I love the idea of "a clear-eyed adult aesthetic that bears the marks of Christ's resurrected body -- marks that memorialize suffering but move beyond it to redemption, healing, and eternity."
That seems to me to be a fairly concise statement of what I've been searching for for most of the past decade. Perhaps that is at the heart of my failure as a grad student. I was in search of an adult Christian aesthetic in a department adrift in adolescent post-modern theoretical naval-gazing. I needed a clear-eyed mentor to help me realize what it was I was longing for and instead all my profs were more lost than I was.
I'll probably never return to academia. I'm definitely one of those women who welcomes being "circumscribed" by my domestic circumstances. Somehow I see much more clearly here among the sippy cups and poopy diapers than I ever did in the halls of academe.
I have found much wiser mentors and greater discussions of books and ideas here on the internet (and especially here on your blog) than I ever did there where it seemed like walls were thrown up in my way any time I ever started to get close to my clear-eyed aesthetic.
Thank you so much for this comment, Melanie. It really hits home for me, though I didn't start to fall out of love with the Romantic aesthetic till last week or so myself. And the music will always be compelling to the point of enchantment to me -- Schubert, Schumann, Brahms, etc. I'd love to read more of your genesis away from Romanticism toward the aesthetic of Christian motherhood.
As you may know from reading this blog, I love Brahms especially, and yet he seems to me the archetypical Romantic -- a free spirit, a wanderer, and a solitary genius. At the same time, he was never able to marry, because, or at least it seems so from the historical evidence (they burned all their letters to each other), his great love, Clara Schumann, somehow fell short of his Romantic ideal. After the death of her husband, Robert Schumann, in an asylum, she expected Brahms to propose to her, but he simply lacked the maturity (granted, she was fourteen years older and already had eight children). Later, Brahms, already old, proposed marriage to one of Clara's daughters, who rejected him. This seems to me both pathetic and emblematic of the failure of Romanticism.
Of course if you want me to expand, I'll have to clarify a little. I don't really dislike all of the Romantic poets. I can still tolerate quite a bit of Wordsworth and I adore Coleridge and Keats. But I think both of them have a maturity that many of their Romantic brethren lack. And Coleridge at least did have a Christian aesthetic, so perhaps he's an anomaly.

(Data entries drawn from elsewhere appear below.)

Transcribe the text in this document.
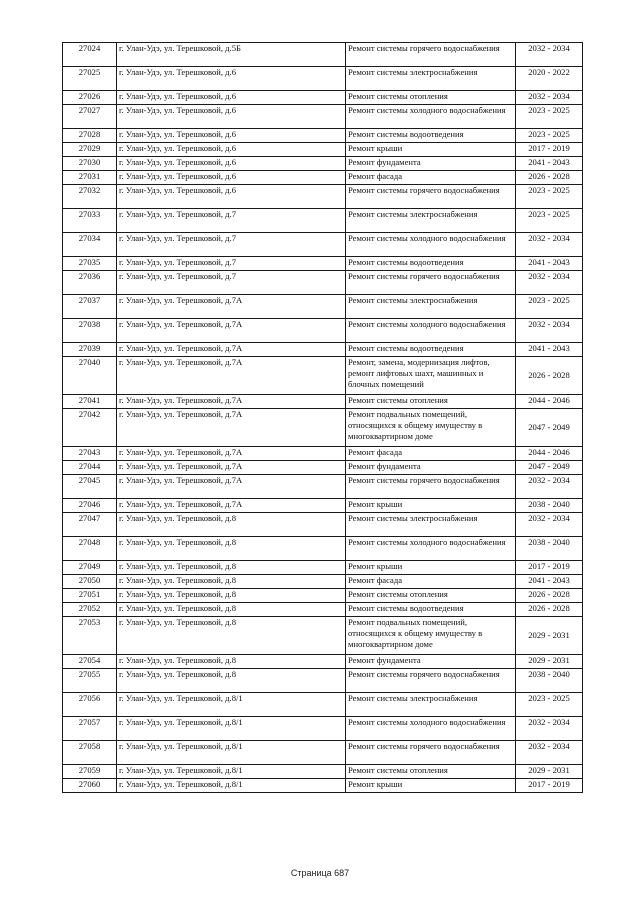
27024	г. Улан-Удэ, ул. Терешковой, д.5Б	Ремонт системы горячего водоснабжения	2032 - 2034
27025	г. Улан-Удэ, ул. Терешковой, д.6	Ремонт системы электроснабжения	2020 - 2022
27026	г. Улан-Удэ, ул. Терешковой, д.6	Ремонт системы отопления	2032 - 2034
27027	г. Улан-Удэ, ул. Терешковой, д.6	Ремонт системы холодного водоснабжения	2023 - 2025
27028	г. Улан-Удэ, ул. Терешковой, д.6	Ремонт системы водоотведения	2023 - 2025
27029	г. Улан-Удэ, ул. Терешковой, д.6	Ремонт крыши	2017 - 2019
27030	г. Улан-Удэ, ул. Терешковой, д.6	Ремонт фундамента	2041 - 2043
27031	г. Улан-Удэ, ул. Терешковой, д.6	Ремонт фасада	2026 - 2028
27032	г. Улан-Удэ, ул. Терешковой, д.6	Ремонт системы горячего водоснабжения	2023 - 2025
27033	г. Улан-Удэ, ул. Терешковой, д.7	Ремонт системы электроснабжения	2023 - 2025
27034	г. Улан-Удэ, ул. Терешковой, д.7	Ремонт системы холодного водоснабжения	2032 - 2034
27035	г. Улан-Удэ, ул. Терешковой, д.7	Ремонт системы водоотведения	2041 - 2043
27036	г. Улан-Удэ, ул. Терешковой, д.7	Ремонт системы горячего водоснабжения	2032 - 2034
27037	г. Улан-Удэ, ул. Терешковой, д.7А	Ремонт системы электроснабжения	2023 - 2025
27038	г. Улан-Удэ, ул. Терешковой, д.7А	Ремонт системы холодного водоснабжения	2032 - 2034
27039	г. Улан-Удэ, ул. Терешковой, д.7А	Ремонт системы водоотведения	2041 - 2043
27040	г. Улан-Удэ, ул. Терешковой, д.7А	Ремонт, замена, модернизация лифтов, ремонт лифтовых шахт, машинных и блочных помещений	2026 - 2028
27041	г. Улан-Удэ, ул. Терешковой, д.7А	Ремонт системы отопления	2044 - 2046
27042	г. Улан-Удэ, ул. Терешковой, д.7А	Ремонт подвальных помещений, относящихся к общему имуществу в многоквартирном доме	2047 - 2049
27043	г. Улан-Удэ, ул. Терешковой, д.7А	Ремонт фасада	2044 - 2046
27044	г. Улан-Удэ, ул. Терешковой, д.7А	Ремонт фундамента	2047 - 2049
27045	г. Улан-Удэ, ул. Терешковой, д.7А	Ремонт системы горячего водоснабжения	2032 - 2034
27046	г. Улан-Удэ, ул. Терешковой, д.7А	Ремонт крыши	2038 - 2040
27047	г. Улан-Удэ, ул. Терешковой, д.8	Ремонт системы электроснабжения	2032 - 2034
27048	г. Улан-Удэ, ул. Терешковой, д.8	Ремонт системы холодного водоснабжения	2038 - 2040
27049	г. Улан-Удэ, ул. Терешковой, д.8	Ремонт крыши	2017 - 2019
27050	г. Улан-Удэ, ул. Терешковой, д.8	Ремонт фасада	2041 - 2043
27051	г. Улан-Удэ, ул. Терешковой, д.8	Ремонт системы отопления	2026 - 2028
27052	г. Улан-Удэ, ул. Терешковой, д.8	Ремонт системы водоотведения	2026 - 2028
27053	г. Улан-Удэ, ул. Терешковой, д.8	Ремонт подвальных помещений, относящихся к общему имуществу в многоквартирном доме	2029 - 2031
27054	г. Улан-Удэ, ул. Терешковой, д.8	Ремонт фундамента	2029 - 2031
27055	г. Улан-Удэ, ул. Терешковой, д.8	Ремонт системы горячего водоснабжения	2038 - 2040
27056	г. Улан-Удэ, ул. Терешковой, д.8/1	Ремонт системы электроснабжения	2023 - 2025
27057	г. Улан-Удэ, ул. Терешковой, д.8/1	Ремонт системы холодного водоснабжения	2032 - 2034
27058	г. Улан-Удэ, ул. Терешковой, д.8/1	Ремонт системы горячего водоснабжения	2032 - 2034
27059	г. Улан-Удэ, ул. Терешковой, д.8/1	Ремонт системы отопления	2029 - 2031
27060	г. Улан-Удэ, ул. Терешковой, д.8/1	Ремонт крыши	2017 - 2019
Страница 687
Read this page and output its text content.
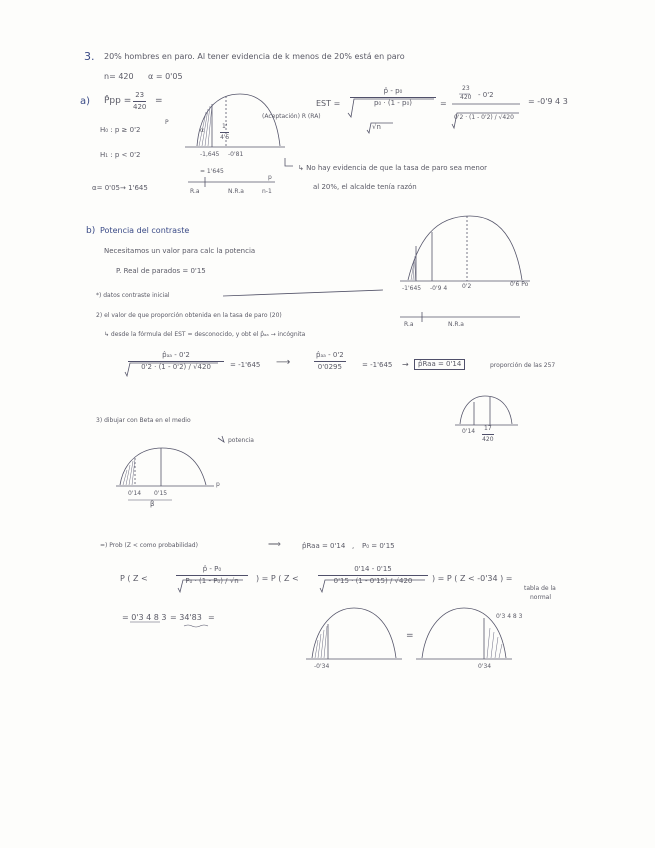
3. 20% hombres en paro. Al tener evidencia de k menos de 20% está en paro
n= 420 α = 0'05
a) P̂pp =
23
420
=
H₀ : p ≥ 0'2
H₁ : p < 0'2
P
(Aceptación) R (RA)
α
1'
4'5
-1,645 -0'81
α= 0'05→ 1'645
= 1'645
p
R.a	N.R.a	n-1
EST =
p̂ - p₀
p₀ · (1 - p₀)
√n
=
23
420 - 0'2
0'2 · (1 - 0'2) / √420
= -0'9 4 3
↳ No hay evidencia de que la tasa de paro sea menor
al 20%, el alcalde tenía razón
b) Potencia del contraste
Necesitamos un valor para calc la potencia
P. Real de parados = 0'15
*) datos contraste inicial
2) el valor de que proporción obtenida en la tasa de paro (20)
↳ desde la fórmula del EST = desconocido, y obt el p̂ₐₐ → incógnita
-1'645 -0'9 4 0'2	0'6 Po
R.a	N.R.a
p̂ₐₐ - 0'2
0'2 · (1 - 0'2) / √420	= -1'645 ⟶
p̂ₐₐ - 0'2
0'0295	= -1'645 →	p̂Raa = 0'14	proporción de las 257
0'14	17
420
3) dibujar con Beta en el medio
potencia
0'14 0'15
β
p
=) Prob (Z < como probabilidad)	⟹	p̂Raa = 0'14 , P₀ = 0'15
P ( Z <
p̂ - P₀
P₀ · (1 - P₀) / √n	) = P ( Z <
0'14 - 0'15
0'15 · (1 - 0'15) / √420	) = P ( Z < -0'34 ) =
tabla de la
normal
= 0'3 4 8 3 = 34'83 =
-0'34
=
0'34
0'3 4 8 3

I'll confess I know much more about Romanticism as a literary movement than about the parallel development in music. When it comes to music I'm pretty unschooled. I've listened widely but not deeply and so can't offer much in the way of analysis.
As for your question about my movement from Romanticism toward an aesthetic of Christian motherhood... I started to write something here and goodness, I'm afraid you hit on something there.
I'm afraid this is going to turn into a nostalgia piece (ironically) wandering through my past, revisiting my academic career. I'm going to ramble and get off track but it's hard for me to pinpoint exactly how I got to where I am now without retracing my steps. Perhaps I should make this into a blog post instead of taking over your comment thread.
I've been looking for a way to frame a reflection on my academic career and how it relates to where I am now as a stay at home mother. I think this is exactly the opening I've been looking for.
It's definitely a huge enough topic that it calls for a full-fledged blog post. I can't wait to read it.